Manley was speaking to an audience at the newly opened Meliá Palma Bay Hotel, part of the Palacio de Congresos convention centre complex. The Bulletin's breakfast with the ambassador attracted other embassy officials, local politicians, businesspeople - Majorcan and British - as well as British residents in Majorca. With due ceremony, he and other dignitaries were greeted by a Scottish bagpiper.

The ambassador started by saying that he was proud to be back in Majorca, an island so beloved by some many Britons, and by immediately addressing the key issues of the moment - Brexit, the negotiations for the exit and the relationship with the EU post-Brexit.

He was unequivocal in observing that the UK is a European country and always will be. He emphasised the common interests and values and a history forged on the battlefields of war. "We are not leaving Europe, we are leaving the European Union." As an example of ongoing commitments to European values, security and defence, he cited the example of British troops having been deployed to Estonia and Poland in response to aggression (from Russia).

"Liberty, democracy, human rights," these are interests of the UK and of Europe. "And these values are as important as ever."

Manley moved on to consider an issue of fundamental importance to the business sector, both Spanish and British. He highlighted the major investments made by Spanish companies in the UK - in areas such as banking, transport and energy - and insisted that the UK has and will have an ongoing commitment to free trade. "There is no UK protectionism," he stated, in establishing that in a post-Brexit scenario there will be no barriers to trade or to businesses (at least where the UK will be concerned).

The agreement to be sought from Brexit, he said, will be "ambitious", and one of the principles of this agreement will be the deepest possible free trade. He referred to the unique nature of the negotiations and to laws which are common to the UK and other EU member states. These are laws "that we respect".

Although the UK will be leaving the EU, he insisted that the UK wants to see a strong and successful post-Brexit EU. "This is in our interests." He again emphasised the priority of protecting citizens' rights and those of businesses, while acknowledging that relationships will be different. But the UK will still be "a neighbour and the European Union's best friend".

There are few countries in the EU, he observed, where the relationship with the UK is stronger than with Spain. The ambassador said that he was proud "to represent my Queen (whose birthday was mentioned) and my country" in promoting this relationship.

Among the audience were businesspeople whose interests lie firmly with tourism. Manley pointed out that almost eighteen million UK tourists came to Spain in 2016 and that already this year the figure has risen by 15%. This will continue to rise, he believed, so long as it remains easy to travel.

On his role, he said that as ambassador he will act in supporting the negotiations with Brussels and alluded to bilateral relationships being formed on "human, cultural and commercial" bases. With reference once more to the relationship between the UK and Spain and to the countries' common interests, he referred to "two great nations that look to the outside world".

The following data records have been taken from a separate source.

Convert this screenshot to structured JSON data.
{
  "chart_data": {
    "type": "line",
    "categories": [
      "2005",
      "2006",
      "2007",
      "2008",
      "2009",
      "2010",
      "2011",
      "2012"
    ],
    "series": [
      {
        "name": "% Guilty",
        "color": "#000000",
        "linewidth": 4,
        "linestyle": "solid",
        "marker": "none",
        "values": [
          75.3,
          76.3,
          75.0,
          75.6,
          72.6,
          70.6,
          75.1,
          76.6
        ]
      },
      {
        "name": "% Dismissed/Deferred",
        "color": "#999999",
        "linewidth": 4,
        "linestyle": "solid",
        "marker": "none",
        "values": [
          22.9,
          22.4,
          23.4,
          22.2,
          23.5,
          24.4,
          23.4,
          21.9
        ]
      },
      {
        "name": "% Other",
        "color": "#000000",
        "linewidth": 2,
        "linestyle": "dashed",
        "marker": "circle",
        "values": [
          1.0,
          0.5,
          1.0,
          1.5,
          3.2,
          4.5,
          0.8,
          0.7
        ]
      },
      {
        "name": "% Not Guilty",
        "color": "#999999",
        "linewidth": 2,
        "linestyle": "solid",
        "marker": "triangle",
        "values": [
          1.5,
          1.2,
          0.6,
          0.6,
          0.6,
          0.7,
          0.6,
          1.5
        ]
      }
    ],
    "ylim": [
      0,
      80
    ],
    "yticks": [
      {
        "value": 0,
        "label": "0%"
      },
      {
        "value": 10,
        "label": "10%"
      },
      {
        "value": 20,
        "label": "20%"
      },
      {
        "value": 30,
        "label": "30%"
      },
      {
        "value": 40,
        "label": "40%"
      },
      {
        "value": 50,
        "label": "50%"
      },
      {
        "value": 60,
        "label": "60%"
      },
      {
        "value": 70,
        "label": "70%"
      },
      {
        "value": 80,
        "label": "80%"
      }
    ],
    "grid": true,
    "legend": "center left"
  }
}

Following the speech, the ambassador took questions from the audience. On passports, as in a Briton applying for Spanish nationality/passport but keeping a UK passport, he noted that there are differences in attitude between the UK and Spain in this regard. However, he considered that the best response to such a question and the best way to resolve anxieties will be to get the right deal that will be reciprocal with the 27 member states: a deal "that respects all current rights in order to ensure legal continuity".

Regarding possible taxes on export in the future, Manley conceded that he was not in a position to give a specific answer. Instead, he reiterated the principle of free trade and of no barriers, and so therefore there not being taxes. It will be important, he concluded, to "preserve the vibrancy of economic ties that we have at present".